For the last three years I have been doing the NaPoWriMo challenge. In this challenge, you write a poem a day for the full month of April. For the first year, I was all free form, meaning only that I was free to explore any form I wanted to experiment with. The second year I did a project called “30 Poems About Language” inspired by a modern poetry MOOC and the modernist and language poems I was reading in that online class.
This year, in response to readings I’ve been doing for my web content strategy and/ social media marketing job tasks and a pilot class on mindfulness I had attended at Central New Mexico Community College, I decided to do a set of cognitive bias poems called “30 Poems About Suffering.” I would pick a cognitive bias from the Wikipedia list and address that bias with mindfulness techniques (and also something from the news of the day to try to prove I wasn’t writing ahead). Incorporating the news turned out to be the hardest part. There were other technical challenges, one poem itself explaining why there are only 29 poems.
Turns out cognitive biases so crucial to understanding why we don’t agree with other writers (or humans) about politics, art and and day-to-day life. The site The Hipper Element posted a great video this week explaining the power of our mental biases:
“Watch a smart, adult man UNLEARN his intuition about how to ride a bike. Then RELEARN it. Then watch his 6-year-old son do it in a fraction of the time. This video is so relevant to UX [and political strategists and artists and writers], it’s hard to know where to start. As UX designers our job is to unlearn our own intuition, so we can design for people who think differently. But it takes a lot of effort, and it’s hard to undo.” Watch the video.

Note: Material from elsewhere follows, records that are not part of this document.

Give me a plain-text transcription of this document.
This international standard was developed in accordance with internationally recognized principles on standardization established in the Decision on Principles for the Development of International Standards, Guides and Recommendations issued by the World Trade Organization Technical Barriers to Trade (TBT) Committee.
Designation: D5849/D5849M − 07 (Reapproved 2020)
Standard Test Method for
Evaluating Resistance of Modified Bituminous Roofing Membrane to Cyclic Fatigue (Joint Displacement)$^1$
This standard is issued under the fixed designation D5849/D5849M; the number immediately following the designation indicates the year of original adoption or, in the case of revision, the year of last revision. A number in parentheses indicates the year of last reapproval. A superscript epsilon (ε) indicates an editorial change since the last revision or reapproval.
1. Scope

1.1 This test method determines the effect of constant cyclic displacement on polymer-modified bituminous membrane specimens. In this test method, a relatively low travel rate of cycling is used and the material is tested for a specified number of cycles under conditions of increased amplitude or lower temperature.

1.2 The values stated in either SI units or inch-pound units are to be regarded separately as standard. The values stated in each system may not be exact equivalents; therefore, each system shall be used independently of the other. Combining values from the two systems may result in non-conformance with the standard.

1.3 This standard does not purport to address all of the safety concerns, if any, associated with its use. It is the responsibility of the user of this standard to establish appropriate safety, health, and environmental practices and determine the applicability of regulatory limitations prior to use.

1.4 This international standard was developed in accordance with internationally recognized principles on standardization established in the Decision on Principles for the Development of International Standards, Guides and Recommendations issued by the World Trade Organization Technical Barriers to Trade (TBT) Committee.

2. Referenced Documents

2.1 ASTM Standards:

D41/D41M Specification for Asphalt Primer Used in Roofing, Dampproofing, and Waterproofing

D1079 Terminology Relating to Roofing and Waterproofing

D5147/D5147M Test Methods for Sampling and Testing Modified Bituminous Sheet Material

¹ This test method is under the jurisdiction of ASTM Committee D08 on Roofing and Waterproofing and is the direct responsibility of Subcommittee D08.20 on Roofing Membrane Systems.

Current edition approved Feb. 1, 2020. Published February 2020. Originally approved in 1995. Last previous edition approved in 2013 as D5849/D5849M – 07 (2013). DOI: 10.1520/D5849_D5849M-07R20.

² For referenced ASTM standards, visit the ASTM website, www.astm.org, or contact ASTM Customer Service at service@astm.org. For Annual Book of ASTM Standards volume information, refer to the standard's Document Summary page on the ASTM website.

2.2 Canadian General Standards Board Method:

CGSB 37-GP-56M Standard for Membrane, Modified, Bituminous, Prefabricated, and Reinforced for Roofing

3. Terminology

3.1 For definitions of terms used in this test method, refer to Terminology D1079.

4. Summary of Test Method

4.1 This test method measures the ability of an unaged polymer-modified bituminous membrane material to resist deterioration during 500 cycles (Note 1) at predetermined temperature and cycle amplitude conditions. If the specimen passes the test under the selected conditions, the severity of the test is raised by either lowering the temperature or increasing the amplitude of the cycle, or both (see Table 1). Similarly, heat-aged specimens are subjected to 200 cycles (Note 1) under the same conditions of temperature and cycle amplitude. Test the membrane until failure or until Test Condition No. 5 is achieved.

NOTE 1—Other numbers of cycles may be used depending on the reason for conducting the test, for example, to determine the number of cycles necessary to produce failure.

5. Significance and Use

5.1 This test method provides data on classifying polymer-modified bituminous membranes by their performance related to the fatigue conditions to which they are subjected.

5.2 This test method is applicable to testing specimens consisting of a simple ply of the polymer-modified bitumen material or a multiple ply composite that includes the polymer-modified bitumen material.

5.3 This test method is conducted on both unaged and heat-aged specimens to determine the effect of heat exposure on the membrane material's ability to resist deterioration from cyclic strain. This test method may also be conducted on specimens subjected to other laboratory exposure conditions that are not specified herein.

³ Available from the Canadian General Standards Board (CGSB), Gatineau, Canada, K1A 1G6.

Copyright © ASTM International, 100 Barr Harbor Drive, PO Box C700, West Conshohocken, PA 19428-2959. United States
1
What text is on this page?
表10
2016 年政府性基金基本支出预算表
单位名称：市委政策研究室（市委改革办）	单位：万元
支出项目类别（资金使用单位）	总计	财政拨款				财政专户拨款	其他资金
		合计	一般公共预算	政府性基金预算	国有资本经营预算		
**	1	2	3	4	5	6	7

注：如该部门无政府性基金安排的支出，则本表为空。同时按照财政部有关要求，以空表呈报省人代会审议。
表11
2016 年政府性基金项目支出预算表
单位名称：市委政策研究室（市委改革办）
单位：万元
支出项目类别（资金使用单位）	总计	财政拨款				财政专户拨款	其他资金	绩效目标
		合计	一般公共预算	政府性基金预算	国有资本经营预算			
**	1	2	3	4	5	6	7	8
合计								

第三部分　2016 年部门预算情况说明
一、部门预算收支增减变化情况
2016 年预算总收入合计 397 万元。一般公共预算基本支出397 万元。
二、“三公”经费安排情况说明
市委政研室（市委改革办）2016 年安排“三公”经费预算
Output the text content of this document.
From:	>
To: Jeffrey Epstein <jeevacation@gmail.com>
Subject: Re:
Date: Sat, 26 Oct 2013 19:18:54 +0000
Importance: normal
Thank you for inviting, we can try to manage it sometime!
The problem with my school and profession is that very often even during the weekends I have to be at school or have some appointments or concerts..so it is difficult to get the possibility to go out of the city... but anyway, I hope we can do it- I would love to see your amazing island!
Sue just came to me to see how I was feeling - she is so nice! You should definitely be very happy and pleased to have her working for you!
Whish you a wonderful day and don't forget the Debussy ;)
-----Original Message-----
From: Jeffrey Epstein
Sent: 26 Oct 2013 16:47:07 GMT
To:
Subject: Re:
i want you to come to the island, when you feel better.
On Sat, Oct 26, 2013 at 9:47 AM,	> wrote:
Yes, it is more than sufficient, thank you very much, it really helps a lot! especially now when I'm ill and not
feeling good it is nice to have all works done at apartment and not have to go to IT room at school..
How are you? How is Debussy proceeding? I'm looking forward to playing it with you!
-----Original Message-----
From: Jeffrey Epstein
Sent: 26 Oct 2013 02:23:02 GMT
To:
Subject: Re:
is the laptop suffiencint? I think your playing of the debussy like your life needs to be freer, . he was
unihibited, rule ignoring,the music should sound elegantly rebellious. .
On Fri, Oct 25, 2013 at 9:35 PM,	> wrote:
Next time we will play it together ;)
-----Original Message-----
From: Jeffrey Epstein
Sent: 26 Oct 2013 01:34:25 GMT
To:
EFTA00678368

Here are my 2015 NaPoWriMo "30 Poems About Suffering:"
- The Confirmation Bias
- The False Consensus Bias
- The False Memory Effect
- The Curse of Knowledge and The Curse of Knowledge
- The Dunning-Kruger Effect
- The Next-in-Line Effect
- Functional Fixedness
- Illusory Superiority
- The Google Effect
- The Endowment Effect
- The Flaw Line
- Just-World Hypothesis
- Leveling and Sharpening Error
- Exaggerated Expectation
- Hot-Hand Fallacy
- Pareidolia
- Rhyme as Reason
- Hindsight Bias
- Barnum Effect
- The Bizarreness Effect & The Serial Position Effect
- Tip of the Tongue & Zeigarnik Effect
- The Empathy Gap
- The IKEA Effect
- Omission Bias & Post-Purchase Rationalization
- The Unit Bias
- Social Desirability Bias
- Reactance & Reactive Devaluation
- Irrational Escalation
- Bias Blind Spot
And yet there' smore information about biases! Culturally, we’re very biased about color.As a poet, this is good to know:
“This graph from Information is beautiful shows what color most commonly represents what emotion across cultures. Look at number 84: Wisdom. In Japanese and Hindu cultures wisdom is purple, while it is brown in Native American and blue in Eastern European. Or Love, which is Red in the Western world yet green in Hindu, yellow in Native American, and blue in African cultures.”